US 11,886,934 B2
	Control of data transfer between processing nodes
Lorenzo Cevolani, Oslo (NO); Fabian Tschopp, Oslo (NO); and Ola Torudbakken, Oslo (NO)
Assigned to GRAPHCORE LIMITED, Bristol (GB)
Filed by Graphcore Limited, Bristol (GB)
Filed on Jul. 14, 2020, as Appl. No. 16/928,782.
Claims priority of application No. 2004857 (GB), filed on Apr. 2, 2020.
Prior Publication US 2021/0311808 A1, Oct. 7, 2021
Int. Cl. G06F 9/52 (2006.01); G06N 3/02 (2006.01); G06F 15/173 (2006.01); G06F 9/54 (2006.01); G06N 3/04 (2023.01); G06N 3/08 (2023.01)

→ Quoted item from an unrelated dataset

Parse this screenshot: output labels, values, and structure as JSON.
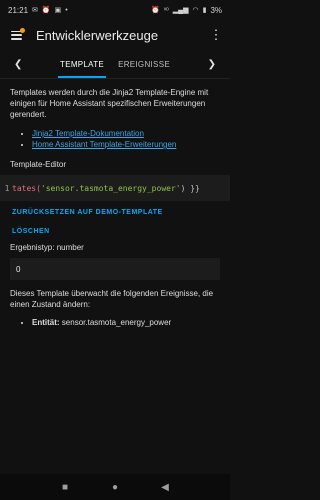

CPC G06F 9/52 (2013.01) [G06F 9/522 (2013.01); G06F 9/542 (2013.01); G06F 15/17318 (2013.01); G06F 15/17325 (2013.01); G06N 3/02 (2013.01); G06N 3/04 (2013.01); G06N 3/08 (2013.01)]

27 Claims

1. A data processing system comprising a plurality of first processing nodes, each of the plurality of first processing nodes comprising at least one memory configured to store an array of data items, wherein each of the plurality of first processing nodes comprises:

at least one processing unit; and

a gateway device connected to the at least one processing unit, the gateway device configured to interface the plurality of first processing nodes with one another and with a host storage, wherein each of the plurality of first processing nodes belongs to two different sets of processing nodes, wherein a given one of the plurality of first processing nodes is the only processing node that is common to the two different sets of processing nodes to which it belongs, and wherein each of the plurality of first processing nodes is configured to:

take part in a reduce-scatter collective using the respective array of data items to obtain a reduced subset of an array of data items, wherein the reduce-scatter collective is performed between processing nodes of a first one of the respective two different sets of processing nodes, wherein taking part in the reduce-scatter collective is performed by the at least one processing unit of the respective first processing node;

subsequently, exchange the respective reduced subset of the array of data items by participating in an all-reduce collective with processing nodes of a second one of the respective two different sets of processing nodes to which the respective processing node belongs to obtain a further reduced subset of the array of data items, wherein exchanging the respective reduced subset of the array of data items by participating in an all-reduce collective is performed by the gateway device of the respective first processing node; and

subsequently, take part in an all-gather collective using the further reduced subset of the array of data items to obtain a reduced array of data items, wherein the all-gather collective is performed between processing nodes of the first one of the respective two different sets of processing nodes, wherein taking part in the all-gather collective is performed by the at least one processing unit of the respective first processing node,

wherein each of the plurality of first processing nodes is configured to execute compute instructions during a compute phase and, following an internal barrier synchronisation, enter an external barrier synchronisation including at least one exchange phase, wherein each of the plurality of first processing nodes is further configured to:

take part in the reduce-scatter collective during the at least one exchange phase;

perform the exchange of the respective reduced subset of the array of data items by participating in the all-reduce collective during the at least one exchange phase; and

take part in the one or more all-gather collectives during the at least one exchange phase.